I am sad to say that this is something that is not preached or taught in the majority of churches in our day. Too many pastors are fearful of offending people by calling a sin “a sin.” Our church confronts on going sinful behavior and we do practice the ministry of reconciliation found in Matthew 18. However, I know this is not the case among many of you who read today. Your pastor does not confront sin in the church. He is willing to talk about mistakes and how to live a good life, and be a good person but out of fear of affecting the collection plate he will not talk about sin. Not being a pastor, I have the luxury of calling ’em as I see ’em (to use an old baseball phrase).
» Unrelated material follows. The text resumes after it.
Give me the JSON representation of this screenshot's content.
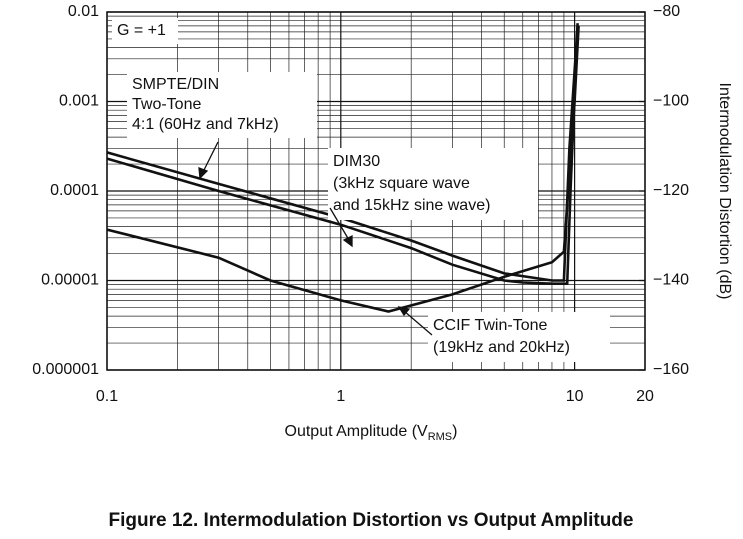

This is not a post of judgment, nor accusation of you as you struggle to deal with the sin in your life, it is a reminder that there is simply far, far, too much sin being condoned among Christians! I include myself in this because I too live in the world and am assaulted by my own sinful desires constantly! I am not so prideful I will say I have got this all down, because I don’t. In fact, a recent situation is what encouraged me to write a blog on this topic.
Before you will cease sinning in your heart you must be convinced that what you are doing or saying is sinful and an unholy affront to God. If you are thinking you are going to stop a behavior pattern simply because someone is angry with you, or you have been rebuked, or even because it is going to cost you money- you are wrong. You may cease for a while, “be good” for a while, but unless change of heart accompanies and even precedes the actions you are simply rearranging your flesh.
Heart change begins with conviction. This is why I believe so much counseling fails. The counselor is more concerned with being a friend than pointing out what the Bible says about our thoughts, beliefs, and desires as being sinful. I maintain that if I am your friend I have the responsibility to teach, rebuke, correct and train you in righteousness by the Word of God and you as my friend have the same duty toward me. Mutual accountability in the Body of Christ is necessary for our growth and change, because it is a tool leading to conviction of the heart.
How do we describe conviction? Is conviction a feeling? Is it a sensation of sickness in the pit of your stomach? Does it bring shame and condemnation? Conviction of sin arises when we are convinced that something we have said, done, or thought is wrong. It is a work of the informed conscience regarding something the Bible teaches or something we have been taught the Bible or our religion teaches.
The closest I can find in the Bible to what I am trying to say is in Romans 2, a parenthetical verse which is in reference to Gentiles who obey the law even though they are not bound by the law. Look here:
Indeed, when Gentiles, who do not have the law, do by nature things required by the law, they are a law for themselves, even though they do not have the law, since they show that the requirements of the law are written on their hearts, their consciences also bearing witness, and their thoughts now accusing, now even defending them. Romans 2:14-15
My definition of conviction would be: When “right” is inscribed upon our hearts through the ministry of the Holy Spirit, and our moral conscience testifies with our thoughts, intervening or adjoining with our thoughts and conscience that what we have done is wrong, we experience the knowledge that we have offended a Holy God.
Our response to such conviction further reveals the condition of our heart. If our reaction is like that of Peter who went out and wept bitterly (Luke 22:62) we are on the right path. If our response is like that of many who determine to justify their sin, qualify their apology, and set aside the biblical command to confess and repent there will be further trouble to come.
This is why I maintain that repentance is required for change. If a person refuses to repent of their sin there is no reason to believe they desire to live their life to glorify God.